Ross Clark Ross Clark

Are Covid infection rates levelling off?

(Photo by DANIEL LEAL-OLIVAS/AFP via Getty Images)

Two days ago, the Prime Minister told us we are at a critical point in the Covid-19 crisis as a second wave threatened to engulf us. He warned of a second national lockdown. Yesterday, in spite of evidence from Imperial College of a declining R number, Matt Hancock introduced new restrictions in Liverpool and Teeside. But is the government behind the curve, failing to notice that the second wave is already fizzling out?

As I have argued here before, the daily numbers of confirmed cases are not a reliable indicator of the path of the epidemic. They are highly dependent on how many tests are being conducted and where they are being conducted — send a mobile testing unit to a known hotspot like Glasgow University, for example, and you will inevitably pick up a ‘surge’ in cases, regardless of what is actually happening. What really matters are the surveys on a randomised sample of the population — the React study, which I reported on here yesterday, and the ONS infection survey.

The government must now decide how to respond to the new figures

This week’s instalment of the latter has just been published this morning — and, like the React survey, suggests that the epidemic is slowing. In the case of the ONS study, however, the slowing is more dramatic. A week ago, its central estimate for the number of people in England then infected with Covid-19 was 103,600. This week it has grown to 116,600. The number of new infections, however, it estimates at 8,400 a day — down from 9,600 last week. This suggests that the second wave might already have peaked.

There are, however, many uncertainties. The ONS survey has a fairly broad margin of error — its estimated range for the number of people currently infected is between 101,000 and 133,100. The estimate is also wildly at odds with React survey, which has a central estimate that 411,000 people in England are currently infected.
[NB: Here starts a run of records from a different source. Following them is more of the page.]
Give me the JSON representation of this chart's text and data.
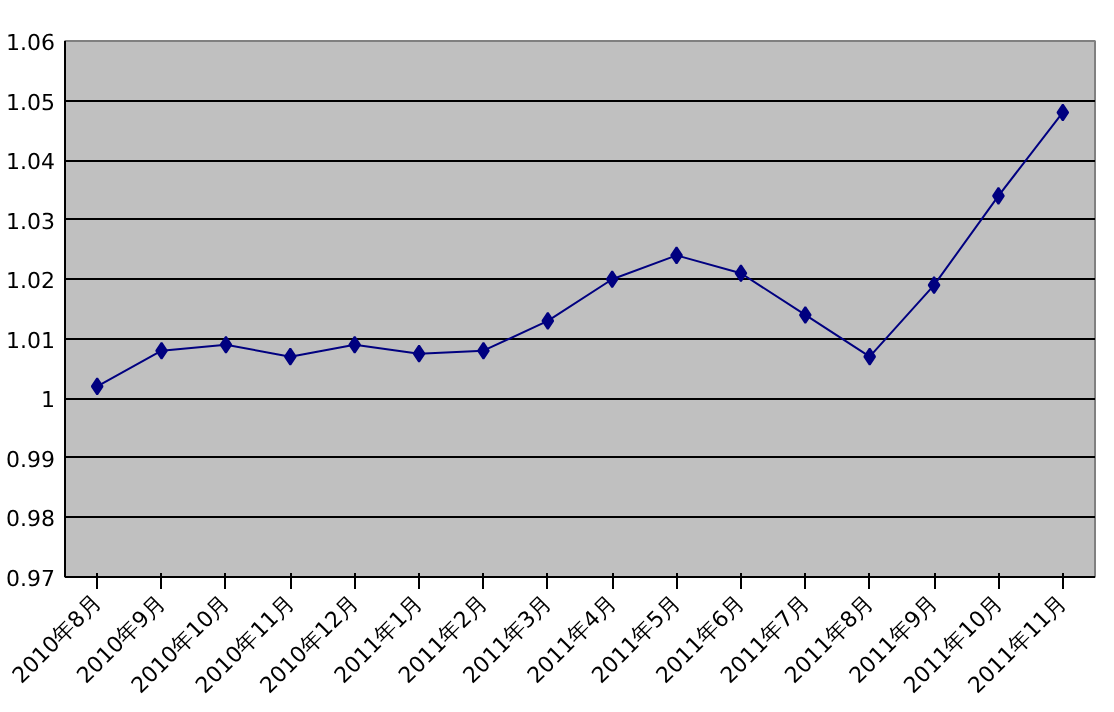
{
  "chart_data": {
    "type": "line",
    "categories": [
      "2010年8月",
      "2010年9月",
      "2010年10月",
      "2010年11月",
      "2010年12月",
      "2011年1月",
      "2011年2月",
      "2011年3月",
      "2011年4月",
      "2011年5月",
      "2011年6月",
      "2011年7月",
      "2011年8月",
      "2011年9月",
      "2011年10月",
      "2011年11月"
    ],
    "series": [
      {
        "color": "#000080",
        "values": [
          1.002,
          1.008,
          1.009,
          1.007,
          1.009,
          1.0075,
          1.008,
          1.013,
          1.02,
          1.024,
          1.021,
          1.014,
          1.007,
          1.019,
          1.034,
          1.048
        ]
      }
    ],
    "ylim": [
      0.97,
      1.06
    ],
    "yticks": [
      {
        "value": 0.97,
        "label": "0.97"
      },
      {
        "value": 0.98,
        "label": "0.98"
      },
      {
        "value": 0.99,
        "label": "0.99"
      },
      {
        "value": 1,
        "label": "1"
      },
      {
        "value": 1.01,
        "label": "1.01"
      },
      {
        "value": 1.02,
        "label": "1.02"
      },
      {
        "value": 1.03,
        "label": "1.03"
      },
      {
        "value": 1.04,
        "label": "1.04"
      },
      {
        "value": 1.05,
        "label": "1.05"
      },
      {
        "value": 1.06,
        "label": "1.06"
      }
    ],
    "grid": "y",
    "marker": "diamond",
    "line_style": "solid"
  }
}
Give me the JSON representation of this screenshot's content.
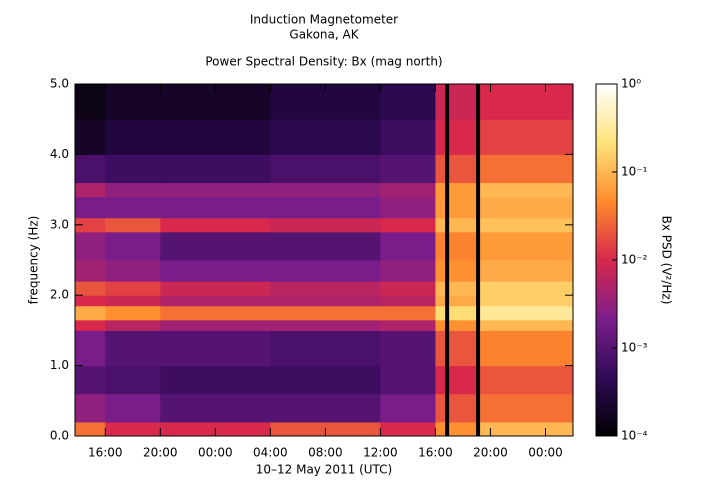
{
  "chart_data": {
    "type": "spectrogram",
    "title": "Induction Magnetometer",
    "subtitle": "Gakona, AK",
    "plot_title": "Power Spectral Density: Bx (mag north)",
    "xlabel": "10–12 May 2011 (UTC)",
    "ylabel": "frequency (Hz)",
    "colorbar_label": "Bx PSD (V²/Hz)",
    "xlim": [
      13.8,
      50.0
    ],
    "xticks": [
      {
        "value": 16,
        "label": "16:00"
      },
      {
        "value": 20,
        "label": "20:00"
      },
      {
        "value": 24,
        "label": "00:00"
      },
      {
        "value": 28,
        "label": "04:00"
      },
      {
        "value": 32,
        "label": "08:00"
      },
      {
        "value": 36,
        "label": "12:00"
      },
      {
        "value": 40,
        "label": "16:00"
      },
      {
        "value": 44,
        "label": "20:00"
      },
      {
        "value": 48,
        "label": "00:00"
      }
    ],
    "ylim": [
      0,
      5
    ],
    "yticks": [
      {
        "value": 0,
        "label": "0.0"
      },
      {
        "value": 1,
        "label": "1.0"
      },
      {
        "value": 2,
        "label": "2.0"
      },
      {
        "value": 3,
        "label": "3.0"
      },
      {
        "value": 4,
        "label": "4.0"
      },
      {
        "value": 5,
        "label": "5.0"
      }
    ],
    "zlim": [
      0.0001,
      1
    ],
    "zscale": "log",
    "zticks": [
      {
        "value": 1,
        "label": "10⁰"
      },
      {
        "value": 0.1,
        "label": "10⁻¹"
      },
      {
        "value": 0.01,
        "label": "10⁻²"
      },
      {
        "value": 0.001,
        "label": "10⁻³"
      },
      {
        "value": 0.0001,
        "label": "10⁻⁴"
      }
    ],
    "colormap": [
      "#000000",
      "#300a58",
      "#7c1e8c",
      "#d8284c",
      "#ff8c2c",
      "#ffe27a",
      "#ffffff"
    ],
    "time_bins": [
      13.8,
      16,
      20,
      28,
      36,
      40,
      43,
      50
    ],
    "freq_bins": [
      0,
      0.2,
      0.6,
      1.0,
      1.5,
      1.65,
      1.85,
      2.0,
      2.2,
      2.5,
      2.9,
      3.1,
      3.4,
      3.6,
      4.0,
      4.5,
      5.0
    ],
    "z": [
      [
        0.03,
        0.01,
        0.01,
        0.02,
        0.01,
        0.05,
        0.1
      ],
      [
        0.003,
        0.002,
        0.001,
        0.001,
        0.002,
        0.02,
        0.03
      ],
      [
        0.001,
        0.0008,
        0.0006,
        0.0006,
        0.001,
        0.01,
        0.02
      ],
      [
        0.002,
        0.001,
        0.001,
        0.0008,
        0.001,
        0.02,
        0.04
      ],
      [
        0.01,
        0.006,
        0.004,
        0.004,
        0.005,
        0.05,
        0.1
      ],
      [
        0.08,
        0.05,
        0.03,
        0.03,
        0.03,
        0.2,
        0.3
      ],
      [
        0.01,
        0.008,
        0.005,
        0.005,
        0.006,
        0.08,
        0.15
      ],
      [
        0.02,
        0.015,
        0.008,
        0.006,
        0.008,
        0.1,
        0.15
      ],
      [
        0.004,
        0.003,
        0.002,
        0.002,
        0.003,
        0.05,
        0.08
      ],
      [
        0.003,
        0.002,
        0.001,
        0.001,
        0.002,
        0.04,
        0.06
      ],
      [
        0.015,
        0.02,
        0.01,
        0.008,
        0.01,
        0.1,
        0.12
      ],
      [
        0.002,
        0.002,
        0.002,
        0.002,
        0.003,
        0.06,
        0.08
      ],
      [
        0.005,
        0.003,
        0.003,
        0.003,
        0.004,
        0.06,
        0.1
      ],
      [
        0.0008,
        0.0006,
        0.0006,
        0.0008,
        0.001,
        0.02,
        0.03
      ],
      [
        0.0002,
        0.0003,
        0.0003,
        0.0004,
        0.0006,
        0.01,
        0.015
      ],
      [
        0.00015,
        0.0002,
        0.0002,
        0.0003,
        0.0004,
        0.008,
        0.01
      ]
    ],
    "markers_x": [
      40.85,
      43.1
    ],
    "marker_color": "#000000"
  }
}
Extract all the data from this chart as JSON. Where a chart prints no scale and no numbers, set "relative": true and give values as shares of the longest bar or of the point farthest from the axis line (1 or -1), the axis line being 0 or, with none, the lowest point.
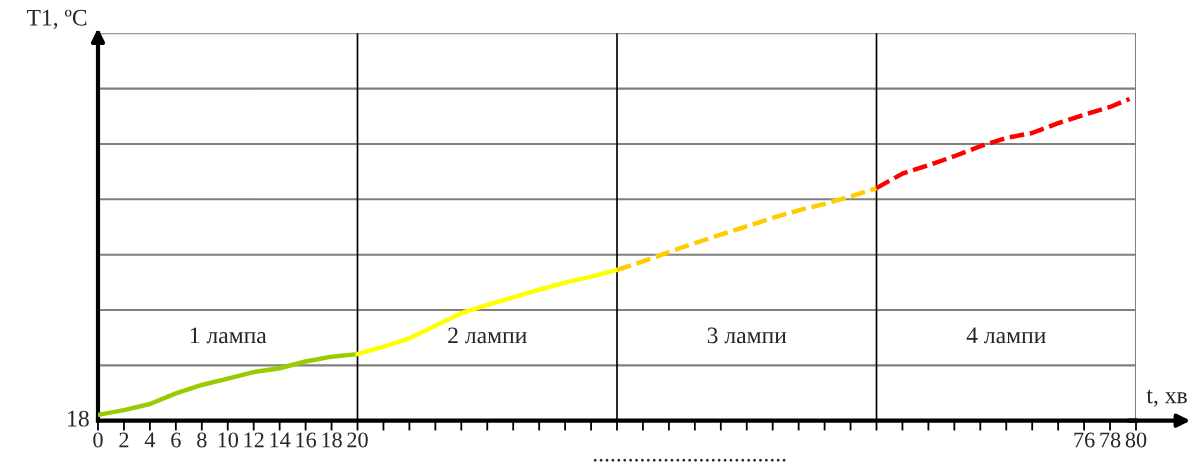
{
  "chart_data": {
    "type": "line",
    "relative": true,
    "ylabel": "T1, ºC",
    "xlabel": "t, хв",
    "xlim": [
      0,
      80
    ],
    "xticks": [
      0,
      2,
      4,
      6,
      8,
      10,
      12,
      14,
      16,
      18,
      20,
      {
        "value": 22,
        "label": null
      },
      {
        "value": 24,
        "label": null
      },
      {
        "value": 26,
        "label": null
      },
      {
        "value": 28,
        "label": null
      },
      {
        "value": 30,
        "label": null
      },
      {
        "value": 32,
        "label": null
      },
      {
        "value": 34,
        "label": null
      },
      {
        "value": 36,
        "label": null
      },
      {
        "value": 38,
        "label": null
      },
      {
        "value": 40,
        "label": null
      },
      {
        "value": 42,
        "label": null
      },
      {
        "value": 44,
        "label": null
      },
      {
        "value": 46,
        "label": null
      },
      {
        "value": 48,
        "label": null
      },
      {
        "value": 50,
        "label": null
      },
      {
        "value": 52,
        "label": null
      },
      {
        "value": 54,
        "label": null
      },
      {
        "value": 56,
        "label": null
      },
      {
        "value": 58,
        "label": null
      },
      {
        "value": 60,
        "label": null
      },
      {
        "value": 62,
        "label": null
      },
      {
        "value": 64,
        "label": null
      },
      {
        "value": 66,
        "label": null
      },
      {
        "value": 68,
        "label": null
      },
      {
        "value": 70,
        "label": null
      },
      {
        "value": 72,
        "label": null
      },
      {
        "value": 74,
        "label": null
      },
      76,
      78,
      80
    ],
    "series": [
      {
        "color": "#99cc00",
        "line_style": "solid",
        "x": [
          0,
          2,
          4,
          6,
          8,
          10,
          12,
          14,
          16,
          18,
          20
        ],
        "values": [
          0.018,
          0.033,
          0.052,
          0.085,
          0.111,
          0.131,
          0.151,
          0.163,
          0.184,
          0.199,
          0.207
        ]
      },
      {
        "color": "#ffff00",
        "line_style": "solid",
        "x": [
          20,
          22,
          24,
          26,
          28,
          30,
          32,
          34,
          36,
          38,
          40
        ],
        "values": [
          0.207,
          0.23,
          0.256,
          0.295,
          0.334,
          0.36,
          0.383,
          0.407,
          0.429,
          0.448,
          0.469
        ]
      },
      {
        "color": "#ffcc00",
        "line_style": "dashed",
        "x": [
          40,
          42,
          44,
          46,
          48,
          50,
          52,
          54,
          56,
          58,
          60
        ],
        "values": [
          0.469,
          0.495,
          0.524,
          0.552,
          0.578,
          0.604,
          0.63,
          0.654,
          0.674,
          0.697,
          0.723
        ]
      },
      {
        "color": "#ff0000",
        "line_style": "dashed",
        "x": [
          60,
          62,
          64,
          66,
          68,
          70,
          72,
          74,
          76,
          78,
          79.5
        ],
        "values": [
          0.723,
          0.768,
          0.794,
          0.822,
          0.853,
          0.879,
          0.894,
          0.925,
          0.951,
          0.975,
          1.0
        ]
      }
    ],
    "ref_lines": [
      {
        "axis": "y",
        "value": 0.172,
        "color": "#808080"
      },
      {
        "axis": "y",
        "value": 0.344,
        "color": "#808080"
      },
      {
        "axis": "y",
        "value": 0.516,
        "color": "#808080"
      },
      {
        "axis": "y",
        "value": 0.688,
        "color": "#808080"
      },
      {
        "axis": "y",
        "value": 0.86,
        "color": "#808080"
      },
      {
        "axis": "y",
        "value": 1.032,
        "color": "#808080"
      },
      {
        "axis": "y",
        "value": 1.204,
        "color": "#808080"
      },
      {
        "axis": "x",
        "value": 20,
        "color": "#000000"
      },
      {
        "axis": "x",
        "value": 40,
        "color": "#000000"
      },
      {
        "axis": "x",
        "value": 60,
        "color": "#000000"
      },
      {
        "axis": "x",
        "value": 80,
        "color": "#808080"
      }
    ],
    "annotations": [
      "18",
      ".................................",
      "1 лампа",
      "2 лампи",
      "3 лампи",
      "4 лампи"
    ]
  }
}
That is an enormous difference, given that both are trying to measure the same thing and that the swabs were taken over the same period, and hints at some methodological difference. It is noticeable, however, that both React and the ONS survey are pointing in the same direction.

The ONS itself is reluctant to suggest that the second wave has peaked, stating only that: 

there is some limited evidence that the incidence rate may be levelling off following steep increases during August and September, however the wide credible intervals mean it is too early to say.

The ONS survey would appear to calm fears that the infection is spreading from young people to the more vulnerable elderly. While it still shows infection rates among 11 to 24-year-olds growing sharply, rates among the over-70s, as well as 50 to 69-year-olds, are pretty flat. The survey shows infection rates among primary school age children and among 25 to 34-year-olds are falling.

The government must now decide how to respond to the new figures. In early to mid-September, it used these surveys, then showing a sharp rise in cases, as evidence that we needed more restrictions on our day to day lives. Does it now hold off more restrictions and prepare to relax the rule of six and 10 p.m. curfew for the pubs and restaurants — or does it take the line that it is too early to say that the tide has changed once again?